One unique experience was a scaffolding tour of the frescoes in Brancacci Chapel, a church in Florence, painted by artists Masaccio and Masolino in the 1400s.
“The artist Masaccio is regarded as the first Renaissance painter, the founder of the Renaissance style,” Hillard said. “We teach about him in all the introductory art history classes. He painted this series of frescoes, or these wall paintings in a chapel, and we have visited that chapel on previous trips.”
“However, on this particular trip, the chapel was about to undergo restoration. They had scaffolding set up in the chapel, and they were allowing a limited number of visitors to climb the scaffolding to get up close as opposed to just seeing them from the ground.”
For many students, this was their first experience in Italy.

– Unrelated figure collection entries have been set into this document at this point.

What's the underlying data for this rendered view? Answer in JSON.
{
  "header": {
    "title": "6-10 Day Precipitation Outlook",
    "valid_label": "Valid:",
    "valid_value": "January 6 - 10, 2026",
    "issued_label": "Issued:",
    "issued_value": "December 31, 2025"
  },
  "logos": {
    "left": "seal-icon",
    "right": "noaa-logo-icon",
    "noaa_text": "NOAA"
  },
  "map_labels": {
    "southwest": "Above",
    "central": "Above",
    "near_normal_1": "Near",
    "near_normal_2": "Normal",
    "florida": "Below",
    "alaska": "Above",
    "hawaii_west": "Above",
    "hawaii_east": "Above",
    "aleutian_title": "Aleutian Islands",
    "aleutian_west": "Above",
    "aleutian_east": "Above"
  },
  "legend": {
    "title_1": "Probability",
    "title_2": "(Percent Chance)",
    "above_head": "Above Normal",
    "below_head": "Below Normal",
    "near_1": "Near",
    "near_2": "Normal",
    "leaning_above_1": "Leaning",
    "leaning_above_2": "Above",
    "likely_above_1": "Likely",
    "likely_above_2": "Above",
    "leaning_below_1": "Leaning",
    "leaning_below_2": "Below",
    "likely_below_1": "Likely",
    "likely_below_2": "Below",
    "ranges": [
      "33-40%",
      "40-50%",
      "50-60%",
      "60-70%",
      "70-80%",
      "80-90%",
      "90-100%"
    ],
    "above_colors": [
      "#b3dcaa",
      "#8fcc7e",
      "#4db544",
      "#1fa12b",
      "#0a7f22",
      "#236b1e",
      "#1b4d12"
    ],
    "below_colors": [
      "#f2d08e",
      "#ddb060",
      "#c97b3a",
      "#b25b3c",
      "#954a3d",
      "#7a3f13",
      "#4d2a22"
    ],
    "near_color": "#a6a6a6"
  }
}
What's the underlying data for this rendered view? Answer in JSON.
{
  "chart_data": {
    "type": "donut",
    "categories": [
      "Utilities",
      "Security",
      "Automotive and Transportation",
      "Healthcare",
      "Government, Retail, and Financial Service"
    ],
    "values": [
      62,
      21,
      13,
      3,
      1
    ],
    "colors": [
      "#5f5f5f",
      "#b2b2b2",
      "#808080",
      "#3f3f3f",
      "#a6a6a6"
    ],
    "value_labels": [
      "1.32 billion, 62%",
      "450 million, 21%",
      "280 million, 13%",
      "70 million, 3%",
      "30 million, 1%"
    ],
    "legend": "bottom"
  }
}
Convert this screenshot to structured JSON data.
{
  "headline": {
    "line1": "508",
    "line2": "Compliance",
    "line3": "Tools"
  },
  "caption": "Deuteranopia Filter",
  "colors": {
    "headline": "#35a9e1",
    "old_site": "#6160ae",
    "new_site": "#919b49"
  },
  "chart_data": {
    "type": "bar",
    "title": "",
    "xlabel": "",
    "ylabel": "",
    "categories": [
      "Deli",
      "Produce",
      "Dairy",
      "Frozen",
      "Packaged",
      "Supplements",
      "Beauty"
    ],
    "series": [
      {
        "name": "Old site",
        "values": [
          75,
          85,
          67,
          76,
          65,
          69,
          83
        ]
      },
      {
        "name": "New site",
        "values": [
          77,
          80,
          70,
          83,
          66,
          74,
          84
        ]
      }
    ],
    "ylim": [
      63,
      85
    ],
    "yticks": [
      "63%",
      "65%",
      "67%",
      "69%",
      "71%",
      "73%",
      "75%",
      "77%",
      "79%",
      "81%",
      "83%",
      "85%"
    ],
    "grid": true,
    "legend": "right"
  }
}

For Longley-Cook, it was one of her favorite parts about studying abroad. “I think witnessing the students sort of go through those life-changing experiences, for me was probably, I hate to sound cheesy, but it was really one of the top elements.”
There are no immediate plans for a return to Italy, but according to Hillard, it is hoped there will be an Italy trip in summer 2025.
The trips are available to all students, not just those in the creative arts. “I worked in study abroad even before I came to Wright State,” Hillard said. “I witnessed myself how it changes people’s lives, and it’s completely different, if all you’ve known is Ohio, and now you’re suddenly in a place where the food is different and everything looks different.”